Poprzednie zdanie zostało napisane w pełni świadomie. Świadomie ma ono emocjonalny i subiektywny charakter. Bo podstawowy problem z tą „reformą” OFE i z „reformą” ubezpieczeń społecznych z końca lat dziewięćdziesiątych, jest ten sam. I nie polega on na wyborze tego, czy innego rozwiązania. Problem polega na tym, że nikt nas obywateli nie pyta, czego my chcemy. Nasze emerytury, na które mamy przejść po kilkudziesięciu latach pracy, to nie jest kwestia, która mieści się w „czteroletniej” kadencji tego, czy innego sejmu. To nie jest kwestia bieżącego „zarządzania” państwem.
Oczywiście, politycy i ekonomiści podniosą argument, że „społeczeństwo” się nie zna (czytaj: jest głupie) itd. i dlatego trzeba za nie podjąć decyzję. Nie zgadzam się z tym, ale przyjmijmy takie założenie.

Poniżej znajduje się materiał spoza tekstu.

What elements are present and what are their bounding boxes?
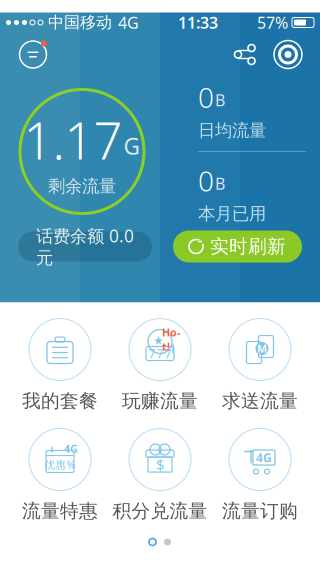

I nawet jeśli obywatele (społeczeństwo) są głupi, to:
-
to obywatele ponoszą koszty każdego (tak samo mądrego, jak i głupiego rozstrzygnięcia), więc obywatele mają prawo się mylić(a jakie konsekwencje ponoszą politycy i ich lobbyści-doradcy?); obywatele, jeżeli się mylą, to mylą się na swój koszt – politycy mylą się na koszt obywateli;
-
obywatele mają interes, aby wybrać najlepsze dla siebie rozwiązanie, politycy mają interes, aby wybrać też najlepsze rozwiązanie – dla siebie i „grup” (eufemizm) powiązanych;
-
obywatele mają prawo do bezpośredniego udziału w rządzeniu swym państwem, bo:
- to oni tworzą państwo (a nie politycy, którzy POWINNI BYĆ ich sługami, a przywłaszczyli sobie nie-swój status);
- wynika to z art. 21 „Powszechnej Deklaracji Praw Człowieka” ONZ i z art. 25 „Międzynarodowego Paktu Praw Politycznych i Obywatelskich” ( więcej: http://grudziecki.salon24.pl/526184,polska-lamie-prawa-czlowieka i http://grudziecki.salon24.pl/526810,pisiora-gon-gon-platformersa-gon-gon-zlodzieja-gon )
Panie I sekretarzu... o przepraszam, Pani Premierze Tusk, ja(tak samo jak trzydzieści klika milionów moich współrodaków plus te kilka milionów, które wyjechało, ale ma nadal obywatelstwo polskie) chciałbym sam zadecydować, co z moją emeryturą. I nie życzę sobie „uszczęśliwiania na siłę”. Mam do tego prawo.